No início deste mês, uma coalizão de organizações jornalísticas e grupos da sociedade civil enviou uma carta à governadora pedindo que ela vetasse o projeto de lei, classificando-o como uma “violação perigosa do direito do público à informação”.
A carta observou que o projeto de lei não apenas dobra o prazo que as agências governamentais têm para divulgar as informações solicitadas, como também “permite que o governo classifique informações como confidenciais sem revisão judicial e elimine as proteções de privacidade pessoal para aqueles que solicitam informações”.
De acordo com a carta, o projeto de lei também elimina “a obrigação anterior do governo, prevista na lei de 2019, de fornecer informações no formato solicitado, dificultando a análise de dados… (e) também permitiria que o governo negasse solicitações válidas porque as informações estão espalhadas por vários documentos ou agências”.
Obter informações públicas em Porto Rico sempre foi difícil, muitas vezes obrigando as organizações de mídia locais que tinham condições de arcar com os custos a recorrerem à justiça, apesar de o governo ter aprovado uma lei em 2019 que permite o acesso a informações públicas detidas por agências estatais.
A lei de 2019 observou que, em Porto Rico, “os cidadãos e a imprensa estão sujeitos a processos judiciais discricionários, dispendiosos e que podem levar meses quando solicitam informações públicas. Embora o direito de acesso à informação esteja consagrado na Constituição, a falta de um mecanismo processual para garanti-lo leva a frequentes violações”.
A lei de 2019 também afirmou que “muitos governos prometeram transparência, mas nunca se comprometeram com ela.
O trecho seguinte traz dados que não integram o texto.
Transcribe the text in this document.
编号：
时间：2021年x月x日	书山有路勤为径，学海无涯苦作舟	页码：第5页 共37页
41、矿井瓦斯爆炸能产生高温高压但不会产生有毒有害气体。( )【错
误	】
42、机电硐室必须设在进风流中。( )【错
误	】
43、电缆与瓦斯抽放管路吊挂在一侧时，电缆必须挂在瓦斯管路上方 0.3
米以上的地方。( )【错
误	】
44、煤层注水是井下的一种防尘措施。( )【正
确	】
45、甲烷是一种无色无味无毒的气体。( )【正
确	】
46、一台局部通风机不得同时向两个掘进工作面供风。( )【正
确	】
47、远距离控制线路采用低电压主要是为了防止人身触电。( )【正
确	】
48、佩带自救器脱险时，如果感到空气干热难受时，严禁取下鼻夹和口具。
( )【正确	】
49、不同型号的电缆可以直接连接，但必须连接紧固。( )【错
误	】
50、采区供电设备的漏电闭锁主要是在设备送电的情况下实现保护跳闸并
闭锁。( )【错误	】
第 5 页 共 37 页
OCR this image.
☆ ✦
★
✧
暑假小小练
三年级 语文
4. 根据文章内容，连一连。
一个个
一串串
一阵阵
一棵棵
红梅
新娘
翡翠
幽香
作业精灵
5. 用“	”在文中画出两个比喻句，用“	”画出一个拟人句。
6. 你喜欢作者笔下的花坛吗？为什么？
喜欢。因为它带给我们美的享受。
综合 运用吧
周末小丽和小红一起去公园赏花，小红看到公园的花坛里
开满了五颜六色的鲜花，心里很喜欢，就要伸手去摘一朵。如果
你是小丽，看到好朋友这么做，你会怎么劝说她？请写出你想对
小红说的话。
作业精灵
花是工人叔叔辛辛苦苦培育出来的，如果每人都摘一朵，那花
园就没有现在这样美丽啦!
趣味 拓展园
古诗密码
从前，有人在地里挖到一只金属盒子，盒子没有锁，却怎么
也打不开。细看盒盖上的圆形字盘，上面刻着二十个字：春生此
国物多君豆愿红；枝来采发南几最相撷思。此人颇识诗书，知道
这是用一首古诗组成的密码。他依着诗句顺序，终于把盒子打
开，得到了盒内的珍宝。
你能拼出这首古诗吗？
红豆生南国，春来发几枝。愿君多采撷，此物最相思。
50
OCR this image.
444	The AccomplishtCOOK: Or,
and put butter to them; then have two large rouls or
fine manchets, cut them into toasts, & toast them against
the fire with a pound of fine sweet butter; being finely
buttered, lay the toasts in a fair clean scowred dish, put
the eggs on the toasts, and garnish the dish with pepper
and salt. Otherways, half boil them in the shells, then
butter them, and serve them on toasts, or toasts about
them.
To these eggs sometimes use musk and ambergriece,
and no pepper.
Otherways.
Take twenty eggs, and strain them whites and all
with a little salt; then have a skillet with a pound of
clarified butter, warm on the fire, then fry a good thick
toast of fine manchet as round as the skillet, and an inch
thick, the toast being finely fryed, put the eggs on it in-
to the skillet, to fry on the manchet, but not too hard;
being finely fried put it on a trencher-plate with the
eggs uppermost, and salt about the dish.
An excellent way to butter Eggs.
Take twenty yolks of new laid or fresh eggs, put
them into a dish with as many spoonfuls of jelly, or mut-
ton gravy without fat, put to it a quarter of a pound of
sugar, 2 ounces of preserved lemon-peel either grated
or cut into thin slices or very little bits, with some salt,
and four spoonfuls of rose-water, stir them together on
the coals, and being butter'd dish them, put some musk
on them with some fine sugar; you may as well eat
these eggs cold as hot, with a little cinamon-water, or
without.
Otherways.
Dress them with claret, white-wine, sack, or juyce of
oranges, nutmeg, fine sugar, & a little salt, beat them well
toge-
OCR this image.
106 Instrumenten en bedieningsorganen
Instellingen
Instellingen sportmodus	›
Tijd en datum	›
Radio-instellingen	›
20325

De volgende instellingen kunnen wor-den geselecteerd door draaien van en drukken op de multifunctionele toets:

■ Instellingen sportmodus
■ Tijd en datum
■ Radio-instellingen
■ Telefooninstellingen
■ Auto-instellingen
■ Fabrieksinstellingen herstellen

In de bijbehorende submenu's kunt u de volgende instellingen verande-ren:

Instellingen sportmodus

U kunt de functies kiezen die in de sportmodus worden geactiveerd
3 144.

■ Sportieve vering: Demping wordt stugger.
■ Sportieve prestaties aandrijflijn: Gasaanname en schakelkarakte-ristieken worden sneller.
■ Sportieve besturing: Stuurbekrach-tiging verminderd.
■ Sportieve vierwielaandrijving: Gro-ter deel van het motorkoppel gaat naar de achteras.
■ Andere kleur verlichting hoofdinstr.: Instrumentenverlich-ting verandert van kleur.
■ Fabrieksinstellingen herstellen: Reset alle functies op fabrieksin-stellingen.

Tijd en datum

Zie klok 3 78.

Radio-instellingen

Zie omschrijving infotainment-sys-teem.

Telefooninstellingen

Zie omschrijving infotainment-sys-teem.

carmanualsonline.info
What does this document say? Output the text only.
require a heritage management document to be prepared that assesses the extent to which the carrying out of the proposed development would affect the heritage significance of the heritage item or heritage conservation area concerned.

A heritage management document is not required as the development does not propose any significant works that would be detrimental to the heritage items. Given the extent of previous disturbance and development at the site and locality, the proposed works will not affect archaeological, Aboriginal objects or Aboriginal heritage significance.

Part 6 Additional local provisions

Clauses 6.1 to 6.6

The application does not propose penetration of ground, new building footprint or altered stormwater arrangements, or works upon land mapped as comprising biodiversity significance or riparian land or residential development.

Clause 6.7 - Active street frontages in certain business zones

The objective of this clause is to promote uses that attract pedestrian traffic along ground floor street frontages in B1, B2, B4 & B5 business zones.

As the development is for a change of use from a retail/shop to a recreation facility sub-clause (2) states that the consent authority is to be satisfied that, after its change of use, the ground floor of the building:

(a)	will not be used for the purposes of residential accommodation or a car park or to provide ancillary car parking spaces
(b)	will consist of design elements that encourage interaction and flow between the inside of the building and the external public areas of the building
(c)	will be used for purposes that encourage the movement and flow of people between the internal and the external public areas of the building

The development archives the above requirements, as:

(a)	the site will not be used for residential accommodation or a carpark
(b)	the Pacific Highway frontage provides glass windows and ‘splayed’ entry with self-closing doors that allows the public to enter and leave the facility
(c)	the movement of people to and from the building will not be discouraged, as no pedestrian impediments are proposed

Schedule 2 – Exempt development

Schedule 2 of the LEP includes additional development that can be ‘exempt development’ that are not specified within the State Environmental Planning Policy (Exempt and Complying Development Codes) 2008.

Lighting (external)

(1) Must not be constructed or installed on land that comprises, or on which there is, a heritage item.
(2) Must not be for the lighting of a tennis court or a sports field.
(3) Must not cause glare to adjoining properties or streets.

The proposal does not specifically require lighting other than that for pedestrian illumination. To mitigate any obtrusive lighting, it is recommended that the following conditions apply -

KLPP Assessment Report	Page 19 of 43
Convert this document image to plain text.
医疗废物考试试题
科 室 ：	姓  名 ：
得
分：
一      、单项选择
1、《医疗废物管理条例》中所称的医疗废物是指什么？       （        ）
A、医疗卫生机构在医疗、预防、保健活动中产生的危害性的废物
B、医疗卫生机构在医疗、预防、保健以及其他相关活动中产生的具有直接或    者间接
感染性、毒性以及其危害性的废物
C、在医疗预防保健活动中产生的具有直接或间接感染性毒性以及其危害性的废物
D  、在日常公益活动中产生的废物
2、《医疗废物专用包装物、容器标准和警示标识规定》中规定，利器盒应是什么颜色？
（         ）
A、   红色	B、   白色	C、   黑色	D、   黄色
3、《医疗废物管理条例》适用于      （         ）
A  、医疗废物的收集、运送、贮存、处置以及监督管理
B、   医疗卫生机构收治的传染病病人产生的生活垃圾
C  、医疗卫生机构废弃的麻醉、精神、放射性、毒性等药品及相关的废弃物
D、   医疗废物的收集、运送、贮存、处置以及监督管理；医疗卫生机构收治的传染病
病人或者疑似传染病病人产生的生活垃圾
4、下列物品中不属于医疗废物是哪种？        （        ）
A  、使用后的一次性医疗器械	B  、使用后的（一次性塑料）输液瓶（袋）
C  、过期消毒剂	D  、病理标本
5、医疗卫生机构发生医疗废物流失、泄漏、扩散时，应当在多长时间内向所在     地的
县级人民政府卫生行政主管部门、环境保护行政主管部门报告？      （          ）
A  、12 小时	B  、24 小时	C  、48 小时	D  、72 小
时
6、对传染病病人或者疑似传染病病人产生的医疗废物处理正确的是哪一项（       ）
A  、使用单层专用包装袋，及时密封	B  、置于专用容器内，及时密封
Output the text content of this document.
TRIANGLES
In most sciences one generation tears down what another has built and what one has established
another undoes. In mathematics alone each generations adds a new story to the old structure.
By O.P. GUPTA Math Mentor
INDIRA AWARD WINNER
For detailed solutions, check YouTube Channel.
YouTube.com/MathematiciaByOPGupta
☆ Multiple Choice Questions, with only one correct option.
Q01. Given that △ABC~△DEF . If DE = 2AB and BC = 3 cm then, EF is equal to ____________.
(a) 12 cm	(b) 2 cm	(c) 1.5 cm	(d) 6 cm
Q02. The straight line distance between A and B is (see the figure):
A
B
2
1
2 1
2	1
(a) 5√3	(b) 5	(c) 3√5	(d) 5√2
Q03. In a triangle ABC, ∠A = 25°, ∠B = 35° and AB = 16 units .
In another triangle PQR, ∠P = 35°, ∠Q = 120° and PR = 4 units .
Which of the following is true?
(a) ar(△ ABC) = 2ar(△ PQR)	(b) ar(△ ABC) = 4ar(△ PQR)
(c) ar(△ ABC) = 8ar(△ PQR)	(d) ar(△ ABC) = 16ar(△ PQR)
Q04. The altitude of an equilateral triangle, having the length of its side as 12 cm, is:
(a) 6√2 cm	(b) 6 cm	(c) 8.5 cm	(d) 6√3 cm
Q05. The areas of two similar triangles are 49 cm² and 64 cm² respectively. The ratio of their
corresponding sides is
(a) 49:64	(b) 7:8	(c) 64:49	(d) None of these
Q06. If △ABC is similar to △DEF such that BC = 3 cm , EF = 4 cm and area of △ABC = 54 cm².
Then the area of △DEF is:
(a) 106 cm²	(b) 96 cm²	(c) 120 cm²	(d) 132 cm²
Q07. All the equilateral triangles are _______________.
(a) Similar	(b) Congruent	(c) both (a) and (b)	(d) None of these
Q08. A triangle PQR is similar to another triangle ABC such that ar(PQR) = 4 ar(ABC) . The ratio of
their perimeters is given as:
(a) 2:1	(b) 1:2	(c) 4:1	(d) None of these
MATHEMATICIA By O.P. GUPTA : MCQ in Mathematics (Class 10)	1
Este é um dos fatores que contribuíram para a erosão da confiança pública no governo, que se tornou uma estrutura complexa, burocrática e opaca em sua tomada de decisões”.
Há alguns anos, um jornal local passou a ter o hábito de publicar seus pedidos de informação pública e quanto tempo havia transcorrido sem receber resposta das agências estaduais.
O Senado de Porto Rico aprovou o projeto de lei em meados de outubro com 18 votos a favor e nove contra, sem audiências públicas. A Câmara dos Representantes o aprovou em novembro, após apenas um dia de audiências, com 29 votos a favor e 24 contra.